Quelle est cette tache de sang sur ce ballon de foot ?

Depuis plusieurs années, la violence connaît une escalade vertigineuse dans le monde du football tant professionnel qu’amateur. Chaque jour au Brésil, en Italie, en Algérie, en France, des joueurs comme Albert Ebossé sont assassinés, des arbitres battus, des projectiles lancés, des stades envahis par des illuminés qui ont oublié que le football n’est en fin de compte qu’un jeu.

Albert Ebossé, un élan brisé sur un terrain de jeu. Credit photo, Atlasinfo.fr

Albert Ebossé, un élan brisé sur un terrain de jeu. Crédit photo, Atlasinfo.fr

Ainsi donc Albert Dominique Ebossé Bondjongo Dika valeureux attaquant de la JSK en Algérie a été assassiné ? Victime « d’un meurtre avec préméditation d’une violence bestiale commise pas par une seule personne, certainement par un groupe ». La conclusion d’un rapport d’autopsie réalisé par des experts camerounais et demandé par la famille du défunt footballeur vient ainsi de faire éclater la vérité au grand jour. Et pourtant, les responsables de cette équipe avaient indiqué que le footballeur avait été atteint pas le jey=t d’un projectile. Plus tard, les médecins algériens commis pour réaliser l’autopsie du footballeur ont conclu à une mort provoquée par « un objet contondant » sans plus de détails.
Mais tout cela, si on s’en tient à la contre-autopsie réalisée au Cameroun, n’était qu’une tentative de camoufler une vérité implacable. Albert Ebossé est mort, froidement assassiné par des personnages sordides alors qu’il venait de marquer l’unique but de son équipe.

Pablo Escobar

Qui sont ces assassins ? Pourquoi les responsables de la JSK au lieu de chercher à faire toute la lumière sur cette affaire ont plutôt laissé la famille du défunt seule avec son chagrin et ses mille questions sans réponses ? Qui était Ebossé pour mériter un sort pareil ?
Ebossé, c’était le fils, le pilier, le rempart d’une famille, le fiancé d’une belle demoiselle devenue veuve avant l’heure. C’était surtout un gars sans histoire de l’avis même des dirigeants de la JSK C’était surtout un sportif viscéralement attaché au sport roi parti de son Douala natal pour conquérir les cimes de la jeunesse Kabylie avec un seul objectif en tête : montrer toute l’étendue de son savoir et taper dans l’œil des responsables de l’équipe nationale. Une ascension brisée nette sur un terrain de .. .jeu.

Eh oui ! Le foot était un jeu collectif régit par des règles bien définies. Un jeu, une école de la non-violence où les valeurs de partage, d’amitié, de fairplays étaient auparavant les mieux appréciées.
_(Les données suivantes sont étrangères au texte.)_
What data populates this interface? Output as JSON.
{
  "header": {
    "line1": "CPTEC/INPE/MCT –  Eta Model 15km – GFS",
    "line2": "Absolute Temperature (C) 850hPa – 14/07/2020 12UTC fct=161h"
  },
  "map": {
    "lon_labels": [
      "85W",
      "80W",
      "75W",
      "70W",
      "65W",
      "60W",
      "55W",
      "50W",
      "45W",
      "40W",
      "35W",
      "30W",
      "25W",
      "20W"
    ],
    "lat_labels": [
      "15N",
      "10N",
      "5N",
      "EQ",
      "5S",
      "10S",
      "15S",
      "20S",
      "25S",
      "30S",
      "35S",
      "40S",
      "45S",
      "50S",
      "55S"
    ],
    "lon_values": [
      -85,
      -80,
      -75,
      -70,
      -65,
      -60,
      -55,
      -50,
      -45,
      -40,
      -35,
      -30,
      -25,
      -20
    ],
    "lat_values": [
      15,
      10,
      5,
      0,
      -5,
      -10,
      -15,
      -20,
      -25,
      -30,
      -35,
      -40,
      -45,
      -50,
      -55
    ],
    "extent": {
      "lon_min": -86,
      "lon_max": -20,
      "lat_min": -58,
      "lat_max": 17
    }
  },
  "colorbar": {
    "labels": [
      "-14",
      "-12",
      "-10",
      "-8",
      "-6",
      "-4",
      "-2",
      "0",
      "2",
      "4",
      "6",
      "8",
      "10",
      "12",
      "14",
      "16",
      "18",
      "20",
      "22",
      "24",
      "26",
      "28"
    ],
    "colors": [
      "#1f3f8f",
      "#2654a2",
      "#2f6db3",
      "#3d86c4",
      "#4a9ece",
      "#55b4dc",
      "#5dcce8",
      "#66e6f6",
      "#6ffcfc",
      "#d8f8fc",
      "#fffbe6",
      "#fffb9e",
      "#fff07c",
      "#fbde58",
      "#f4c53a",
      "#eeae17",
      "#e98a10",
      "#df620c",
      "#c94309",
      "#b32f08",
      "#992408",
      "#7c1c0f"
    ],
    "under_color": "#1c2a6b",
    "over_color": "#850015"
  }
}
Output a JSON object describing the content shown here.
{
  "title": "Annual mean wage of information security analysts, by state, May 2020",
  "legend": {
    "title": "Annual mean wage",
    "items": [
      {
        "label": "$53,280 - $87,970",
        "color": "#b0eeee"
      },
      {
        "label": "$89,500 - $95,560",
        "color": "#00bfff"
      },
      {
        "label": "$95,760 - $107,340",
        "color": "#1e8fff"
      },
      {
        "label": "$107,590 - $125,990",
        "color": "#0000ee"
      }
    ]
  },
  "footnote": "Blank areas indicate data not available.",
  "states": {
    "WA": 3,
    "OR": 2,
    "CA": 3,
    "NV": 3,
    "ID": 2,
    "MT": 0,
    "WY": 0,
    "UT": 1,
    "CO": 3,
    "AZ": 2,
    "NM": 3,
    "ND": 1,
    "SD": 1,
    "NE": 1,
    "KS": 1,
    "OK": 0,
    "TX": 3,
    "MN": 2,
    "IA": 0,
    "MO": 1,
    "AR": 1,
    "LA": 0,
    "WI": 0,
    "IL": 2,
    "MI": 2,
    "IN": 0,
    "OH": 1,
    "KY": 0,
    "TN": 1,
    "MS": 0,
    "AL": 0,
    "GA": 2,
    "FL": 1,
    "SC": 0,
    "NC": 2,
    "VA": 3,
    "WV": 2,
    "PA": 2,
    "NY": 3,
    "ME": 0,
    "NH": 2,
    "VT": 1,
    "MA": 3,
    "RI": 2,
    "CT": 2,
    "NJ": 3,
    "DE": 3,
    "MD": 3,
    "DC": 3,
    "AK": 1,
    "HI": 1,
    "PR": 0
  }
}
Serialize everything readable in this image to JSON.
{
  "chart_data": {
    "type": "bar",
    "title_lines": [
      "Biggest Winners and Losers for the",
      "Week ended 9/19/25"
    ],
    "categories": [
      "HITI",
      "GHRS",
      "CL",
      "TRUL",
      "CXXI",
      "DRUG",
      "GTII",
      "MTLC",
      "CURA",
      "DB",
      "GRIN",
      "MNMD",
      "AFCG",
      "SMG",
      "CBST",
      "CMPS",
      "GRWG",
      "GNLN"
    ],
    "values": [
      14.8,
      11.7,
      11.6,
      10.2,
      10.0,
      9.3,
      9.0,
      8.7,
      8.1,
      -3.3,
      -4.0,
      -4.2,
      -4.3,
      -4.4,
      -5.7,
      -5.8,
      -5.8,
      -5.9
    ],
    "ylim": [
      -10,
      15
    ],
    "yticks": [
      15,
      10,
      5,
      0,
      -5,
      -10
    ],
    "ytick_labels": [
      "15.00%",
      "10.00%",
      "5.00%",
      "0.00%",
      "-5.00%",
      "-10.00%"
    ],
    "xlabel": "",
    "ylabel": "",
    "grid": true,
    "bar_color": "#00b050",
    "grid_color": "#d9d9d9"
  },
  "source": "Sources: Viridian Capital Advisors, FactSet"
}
Je me souviens, il y pas si longtemps de cela, chaque échéance de foot, Coupe d’Afrique des Nations, Coupe du monde, Jeux olympiques étaient l’occasion de retrouvailles entre voisins. Il y avait toujours quelqu’un pour offrir à boire et nous les enfants en profitions pour nous gaver de ces sucreries habituellement rares sur nos tables.

Tout le monde est concerné

Aujourd’hui la violence est si ordinaire qu’elle semble être la règle du jeu. Cette violence est d’abord verbale. De quels noms d’oiseaux n’a-t-on pas traité Webo à cause d’un but raté ? Dans certains coins du monde, malheurs à l’arbitre, au joueur coupable d’une faute quelconque ! A croire que le foot rend intolérant et surtout cinglé !
J’entends déjà certains évoquer l’argent perdu par les clubs et autres personnes à cause d’un joueur maladroit. Mais pour moi, ces arguments n’ont pas de poids. L’argent ne doit nullement régenter le foot au point de nous pousser à ôter la vie à notre semblable.

Il est urgent que des actes soient posés pour arrêter ce flot de sang. Dans les zones à risque, les ministres de l’Intérieur doivent renforcer les mesures sécuritaires en qualité et en nombre, les clubs doivent aussi filtrer leurs supporters de façon à éloigner tous les hooligans, et autres éléments perturbateurs. Mais la meilleure façon d’y remédier reste une prise de conscience commune. La violence quel que soit le lieu où elle se manifeste doit être impérativement stoppée. Tout le monde est concerné, la Fifa, les clubs, la justice, les supporters. Chacun doit prendre ses responsabilités et se remettre en cause. Sinon Albert Ebossé, Pablo Escobar et tous les autres seraient morts pour rien.